内心は高笑いを浮かべながら、主演男優賞を貰えるほどの演技(自称)で、泣き落としにかかる。
催眠アプリを使っているため、話すことは決まっているのだが、第三者から強制されるのと、心を打たれて自発的に行うのでは、後の関係に天と地ほどの差がある。
俯いているタケルは体を震わせて、両手で己を抱き込むように縮こまった。
静寂な時間が間を繋ぎ、ゆっくりと顔を上げて、
「グヘヘヘっ、やっぱりハチのそういうところがヌれるほど好きなんだよなぁ~」
頬を紅色に染めて悶えた。
僕は思わず一歩下がり、それに連なりタケルの肩に置いていた手が離れる。
ゴクリと喉を鳴らし、僕は目を瞑りながら呼吸を整える。
大丈夫だ。まだタケルは自由に動けない――刹那、視界が反転して――ワンテンポ遅れて、鈍い痛みが体に流れる。僕はタケルによって地面に倒されていた。
後ろに下がった勢いを利用されたのか、柔道の足払いのようにバランスを崩されたらしい。
腹の上に馬乗りになるタケルは、僕が持つスマホを手に取ると手慣れたようすで操作する。

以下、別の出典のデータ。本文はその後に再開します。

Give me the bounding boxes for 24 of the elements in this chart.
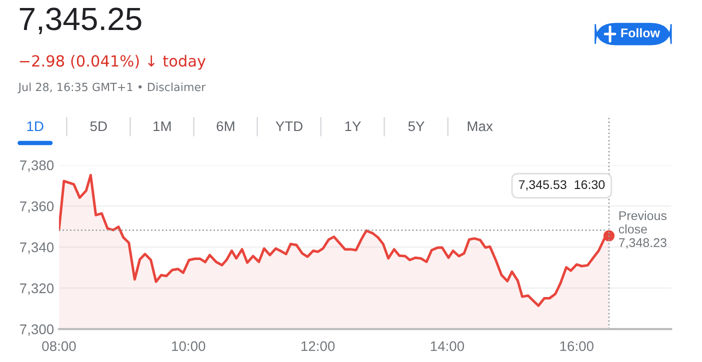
text: Follow (621, 28, 660, 38)
x-tick-label: 10:00 (172, 341, 206, 352)
text: 1M (154, 121, 171, 132)
text: 1D (27, 121, 44, 132)
chart-subtitle: −2.98 (0.041%) ↓ today (20, 54, 206, 70)
y-tick-label: 7,360 (20, 201, 54, 213)
text: 5D (90, 121, 107, 132)
text: Jul 28, 16:35 GMT+1 • Disclaimer (18, 82, 206, 94)
annotation: 7,345.53 16:30 (518, 180, 605, 191)
text: YTD (276, 121, 302, 132)
text: 5Y (408, 121, 424, 132)
chart-title: 7,345.25 (20, 8, 142, 34)
y-tick-label: 7,340 (20, 242, 54, 254)
y-tick-label: 7,300 (20, 324, 54, 336)
text: Max (468, 121, 493, 132)
y-tick-label: 7,320 (20, 283, 54, 295)
x-tick-label: 14:00 (430, 341, 464, 352)
text: 6M (216, 121, 234, 132)
text: 1Y (345, 121, 361, 132)
y-tick-label: 7,380 (20, 160, 54, 172)
x-tick-label: 12:00 (301, 341, 335, 352)
x-tick-label: 16:00 (560, 341, 594, 352)
x-tick-label: 08:00 (42, 341, 76, 352)
ref-line-label: Previous close 7,348.23 (618, 210, 667, 248)
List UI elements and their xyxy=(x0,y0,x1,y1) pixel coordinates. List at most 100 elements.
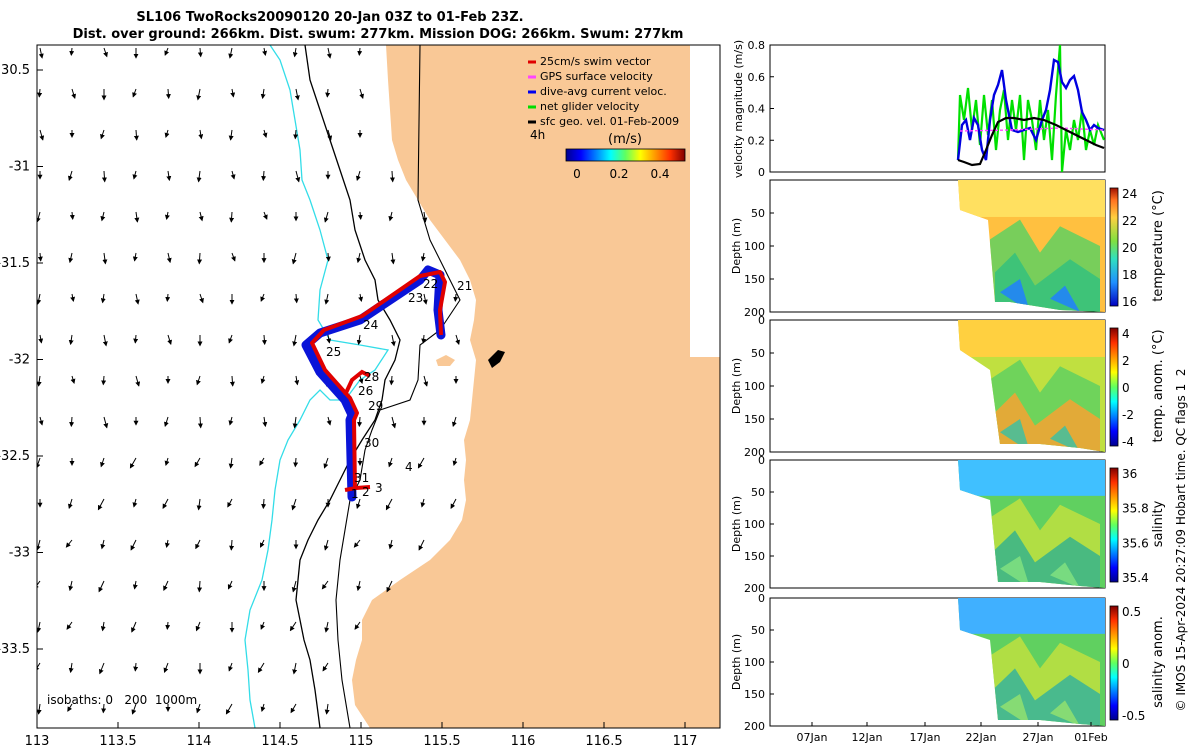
velocity-arrow xyxy=(324,293,330,305)
sfc-geo-velocity-series xyxy=(957,116,1105,167)
isobath-0 xyxy=(335,45,461,728)
velocity-arrow xyxy=(230,170,236,180)
section-panel-4: 0 50 100 150 200 Depth (m) 0.5 0 -0.5 salinity an… xyxy=(730,592,1166,733)
velocity-arrow xyxy=(260,539,265,548)
velocity-arrow xyxy=(134,211,140,223)
velocity-arrow xyxy=(132,88,137,98)
velocity-arrow xyxy=(37,211,41,223)
hint-label: 4h xyxy=(530,128,545,142)
section-y-tick-label: 50 xyxy=(751,207,765,220)
time-tick-label: 22Jan xyxy=(966,731,997,744)
velocity-arrow xyxy=(229,539,235,551)
section-y-tick-label: 50 xyxy=(751,624,765,637)
velocity-arrow xyxy=(356,252,362,264)
velocity-arrow xyxy=(103,416,109,429)
velocity-arrow xyxy=(289,621,297,632)
section-colorbar-label: salinity anom. xyxy=(1151,616,1166,708)
velocity-arrow xyxy=(228,662,233,672)
velocity-arrow xyxy=(389,375,395,386)
velocity-y-tick-label: 0.2 xyxy=(748,134,766,147)
velocity-panel: 0 0.2 0.4 0.6 0.8 velocity magnitude (m/s) xyxy=(732,39,1106,179)
velocity-arrow xyxy=(291,498,297,511)
section-colorbar-tick-label: -2 xyxy=(1122,408,1134,422)
velocity-arrow xyxy=(102,334,108,347)
time-tick-label: 17Jan xyxy=(910,731,941,744)
velocity-arrow xyxy=(68,662,74,674)
section-ylabel: Depth (m) xyxy=(730,218,743,274)
velocity-arrow xyxy=(260,88,266,100)
velocity-arrow xyxy=(451,416,457,428)
velocity-arrow xyxy=(131,703,137,715)
section-y-tick-label: 0 xyxy=(758,314,765,327)
velocity-arrow xyxy=(357,211,363,220)
section-surface-layer xyxy=(958,598,1105,634)
velocity-arrow xyxy=(260,375,266,384)
velocity-arrow xyxy=(69,211,75,220)
inlet xyxy=(488,350,505,368)
velocity-arrow xyxy=(357,416,363,428)
section-colorbar xyxy=(1109,605,1119,721)
section-y-tick-label: 100 xyxy=(744,380,765,393)
velocity-ylabel: velocity magnitude (m/s) xyxy=(732,40,745,178)
section-field xyxy=(958,598,1105,726)
day-label-1: 1 xyxy=(351,487,359,501)
velocity-arrow xyxy=(231,252,236,262)
velocity-arrow xyxy=(293,129,299,140)
velocity-arrow xyxy=(132,170,138,180)
map-frame xyxy=(36,44,721,729)
day-label-25: 25 xyxy=(326,345,341,359)
colorbar-tick-labels: 0 0.2 0.4 xyxy=(573,167,669,181)
colorbar-tick-label: 0 xyxy=(573,167,581,181)
day-label-31: 31 xyxy=(354,471,369,485)
section-colorbar-tick-label: 0 xyxy=(1122,657,1130,671)
velocity-arrow xyxy=(323,457,329,469)
day-label-22: 22 xyxy=(423,277,438,291)
legend-entry: 25cm/s swim vector xyxy=(540,55,651,68)
section-surface-layer xyxy=(958,320,1105,357)
velocity-arrow xyxy=(450,498,457,509)
velocity-arrow xyxy=(356,580,362,592)
velocity-arrow xyxy=(453,293,459,302)
velocity-arrow xyxy=(326,334,332,344)
lat-tick-label: -31.5 xyxy=(0,256,30,271)
section-colorbar-tick-label: 35.8 xyxy=(1122,502,1149,516)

「それにしても開発者に対して、真っ向から催眠アプリを使うなんて大したものだよ」
「ど、どうして動けるんだ……もしかしてタケルの正体って⁉」
「その通り、実はボクはお――」
「薔薇(BL)好きの腐男子ってことだな!」
僕が堂々と言い放った言葉に対し、タケルは無表情で催眠アプリを起動したスマホを見せつけてきた。